Он был не похож на нас, рыцарей тану, не был похож на Алутейна и многих других достойных. Куллукету было дано изведать, где истина, но он всегда держался от нее подальше. Он высмеивал всякое правдивое, незамутненное выгодой слово, чужие заботы его не касались, он мечтал о смерти и боялся ее и в конце концов решил, что именно ему выпало олицетворить ее в нашем полуденном мире. Куллукет осужден за гордыню».
«Его осуждение ныне — это мольбы о помощи».
«Я скорблю о моем бедном брате, но оживлять его? Это безумие!»
«Я же скорблю о Фелиции. Ее не возродить, если не вернуть к жизни Куллукета».
«Одного поля ягоды.

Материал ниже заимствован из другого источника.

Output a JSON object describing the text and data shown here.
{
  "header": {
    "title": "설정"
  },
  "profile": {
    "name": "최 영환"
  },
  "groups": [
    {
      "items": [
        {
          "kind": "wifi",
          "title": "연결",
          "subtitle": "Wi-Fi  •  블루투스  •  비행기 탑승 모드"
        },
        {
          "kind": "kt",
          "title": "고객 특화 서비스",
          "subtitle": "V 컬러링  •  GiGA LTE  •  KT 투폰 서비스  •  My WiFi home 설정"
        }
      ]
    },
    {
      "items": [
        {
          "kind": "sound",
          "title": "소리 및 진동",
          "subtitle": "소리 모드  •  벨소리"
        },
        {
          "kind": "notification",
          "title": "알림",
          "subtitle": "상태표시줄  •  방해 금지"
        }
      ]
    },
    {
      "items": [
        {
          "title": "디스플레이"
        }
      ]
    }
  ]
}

Нам более пристало помолиться о них, а потом спеть погребальную песню».
«Нет, я должна что-то сделать. Я не могу оставить их в беде».

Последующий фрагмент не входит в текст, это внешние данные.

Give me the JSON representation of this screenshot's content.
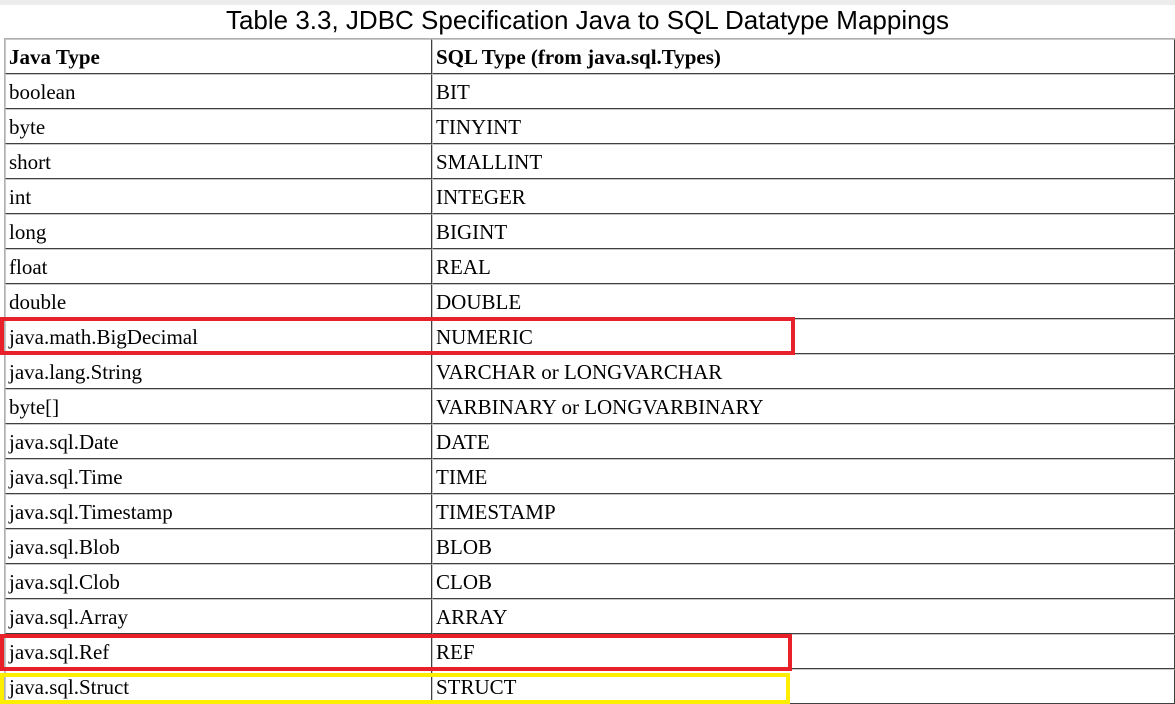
{
  "title": "Table 3.3, JDBC Specification Java to SQL Datatype Mappings",
  "table": {
    "headers": [
      "Java Type",
      "SQL Type (from java.sql.Types)"
    ],
    "rows": [
      [
        "boolean",
        "BIT"
      ],
      [
        "byte",
        "TINYINT"
      ],
      [
        "short",
        "SMALLINT"
      ],
      [
        "int",
        "INTEGER"
      ],
      [
        "long",
        "BIGINT"
      ],
      [
        "float",
        "REAL"
      ],
      [
        "double",
        "DOUBLE"
      ],
      [
        "java.math.BigDecimal",
        "NUMERIC"
      ],
      [
        "java.lang.String",
        "VARCHAR or LONGVARCHAR"
      ],
      [
        "byte[]",
        "VARBINARY or LONGVARBINARY"
      ],
      [
        "java.sql.Date",
        "DATE"
      ],
      [
        "java.sql.Time",
        "TIME"
      ],
      [
        "java.sql.Timestamp",
        "TIMESTAMP"
      ],
      [
        "java.sql.Blob",
        "BLOB"
      ],
      [
        "java.sql.Clob",
        "CLOB"
      ],
      [
        "java.sql.Array",
        "ARRAY"
      ],
      [
        "java.sql.Ref",
        "REF"
      ],
      [
        "java.sql.Struct",
        "STRUCT"
      ]
    ]
  },
  "highlights": [
    {
      "row": "java.math.BigDecimal",
      "color": "#e8202a"
    },
    {
      "row": "java.sql.Ref",
      "color": "#e8202a"
    },
    {
      "row": "java.sql.Struct",
      "color": "#ffee00"
    }
  ]
}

В сознании Элизабет беда всплывала густо-черным, вызывающим отвращение мазком. Бесформенное страшное пятно!
«О Боги! Я уверена, что мы допускаем ошибку».

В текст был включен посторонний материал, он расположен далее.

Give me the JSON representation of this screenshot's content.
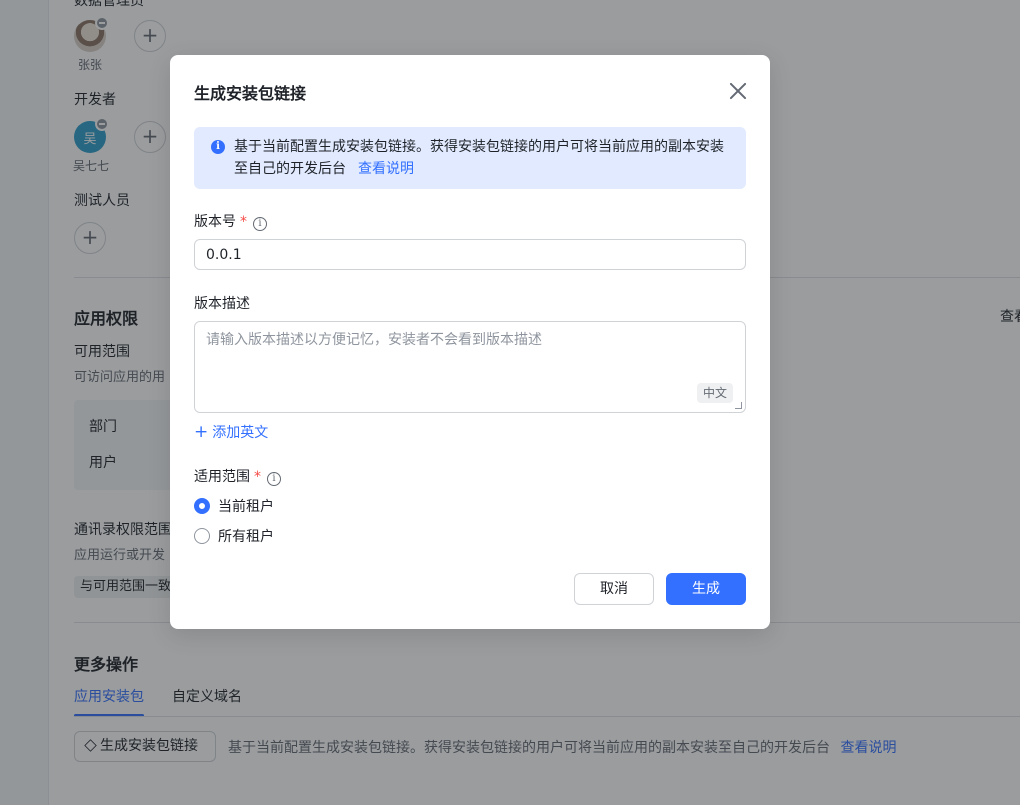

«Сколько других страждущих, а мы почему-то решили помочь этим исчадиям ада… Вот почему ты решила вызвать комнату без дверей!»
«Да, комната настроена на зов моего сознания. Так поступила Бреда перед смертью. Однажды запрограммированная на волны, излучаемые мною, комната будет служить только мне. Ни Эйкену, ни Марку никогда не добраться до нее, понимаешь! Никто без моего ведома не сможет проникнуть в комнату, где в зародыше хранится будущая Двойственная Реальность. Никто! Под страхом смерти! Я спрячу в этом темном таинственном святилище останки Фелиции и Куллукета. Там им не будет страшен никакой огонь».
«Надолго?»
«Бог знает».
«Они там будут в безопасности?»
«Нет ни материальной, ни духовной силы, способной пробить брешь в этих стенах. Комната наделена несокрушимой прочностью, присущей ей с момента создания, а ведь ее возраст исчисляется возрастом Земли. Она рождена в другой галактике. Это чудо сотворили твои предки, Минанан, много миллиардов лет тому назад».
«Значит, так называемая Двойственная Реальность способна защитить любого, кто окажется в ее стенах?»
«Не совсем так».
«?»
«Ты забываешь, что находящиеся внутри нее существа всегда вольны выйти оттуда».
«Но — как? Такого не может быть! Хотя раз ты утверждаешь, значит, так и есть. Комната без дверей к тому же способна вылечить их. Вот в этом ты, возможно, ошибаешься. Возродить-то она их, может, и возродит, только кого?»
«Но они же взывают о помощи!»
«Если ты их спасешь, мы постоянно будем находиться под угрозой».
«Послушай, мой друг. Великодушие и миролюбие не такие глупые вещи, какими кажутся. Я душой чувствую — хотя, может, мои ощущения навеяны мыслями Супруги Корабля, — что Многоцветную Землю спасет только душевная и духовная щедрость. Проще говоря — Добро».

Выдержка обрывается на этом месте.